Fortunately, annually Sarlat holds a truffle festival in the middle of January and regional chefs prepare all manner of recipes with the black truffle, allowing people to sample its diversity without going broke. (It’s like a truffle tapas party where little plates and glasses of partnered wine can be purchased for a few Euros at a time.)

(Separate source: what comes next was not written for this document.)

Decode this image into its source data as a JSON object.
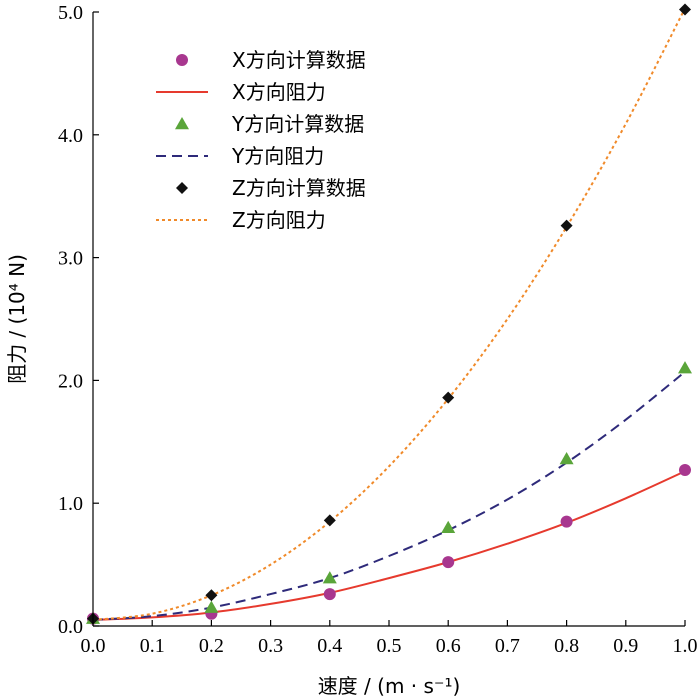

With all this serious research—including some excellent treks into the region’s wild forests—I can now say that my favorite recipe comes from that same lady in the café. This is the recipe her family enjoyed as appetizers in flush years for New Year’s Eve and it is the simplest and most sublime of recipes because nature has done all the work:

Canapés aux truffes:

A fresh baguette, sliced into disks
A black truffle, sliced thinly
Good quality sweet butter
Sea salt
Brut champagne

Butter the bread and layer on the truffle slices. Sprinkle lightly with sea salt. Enjoy with friends and a glass of dry champagne.

Bon Appetite!

Tuesday, January 3, 2012

Wild Mushroom Hunting in Southwestern France


A lot of my treks lately have been in and around Aquitaine in southwestern France. It’s an amazing region, from the wild areas of the Pyrenees to the wild Atlantic coastline, to the interior of limestone prehistoric caves and rock shelves, river valleys, medieval chapels and fortresses, and vineyards as far as the horizon.

It was an odd autumn here, as in so many other areas. Instead of a cooling and wet season, the days remained bone dry and warm.  Anticipation of the year’s wild hunt for porcini mushrooms, regionally known as cepes, was dashed. Many locals, mushroom experts for decades, told me that because there was no rain in September, there would be no cepes this year. Cepes crop up magically overnight when the rains come in September. I had asked if there was a chance that they’d appear in the forests if it rained in October or November. The answer was a somber no.

So imagine all our surprise when in mid-November, after some decent rains, older farmwomen began appearing in the weekly markets of the Dordogne with baskets laden with cepes. It created a buzz and people’s hearts lightened. The season was not lost and moreover, those delicious fungi were still willing to grow even though September had come and gone. We cheered for now egg omelets with cepes, mushroom tarts with cepes, and simply olive oil and garlic sautéed dishes with cepes were back on the menu.


I had the unexpected delight of going mushroom hunting twice with good friends. One day we went to the neighboring south central French region of Cantal, from where the famous Cantal cheese comes, and on another day we stayed more local in the forests of the Dordogne near Les Eyzies, the heart of prehistoric painted and engraved cave country.


The challenge of a later cepes crop was that by now the fall leaves had turned color, dried, and fallen off the trees onto the forest floor. To look for the telltale tan brown top hat of cepes meant a form of mental concentration and being present in the moment that modern humans are less practiced at compared to their prehistoric brethren. But being so near the latter’s homes in the rock shelves overhead inspired us. 

Both days, we found lots of mushrooms of all varieties. Many were poisonous and we had to be careful. But only cepes have the bulging stems that look like a person after Thanksgiving dinner. Those, we kept and took home and sautéed them in olive oil and garlic and tossed them with eggs and a hit of sea salt and sat to a meal with a crusty baguette, a green salad, and a medium bodied red Bergerac wine. It all tasted so much more vibrant for the day spent hunting and gathering out of doors. 


In moments like these, I feel more intensely that I am connecting to our ancestors who some 25,000 years ago lived in these forests, valleys, and rock faces and hunted and gathered for a living. It is moments like these that I also hope that I can take that level of concentration and mindfulness back into the modern world.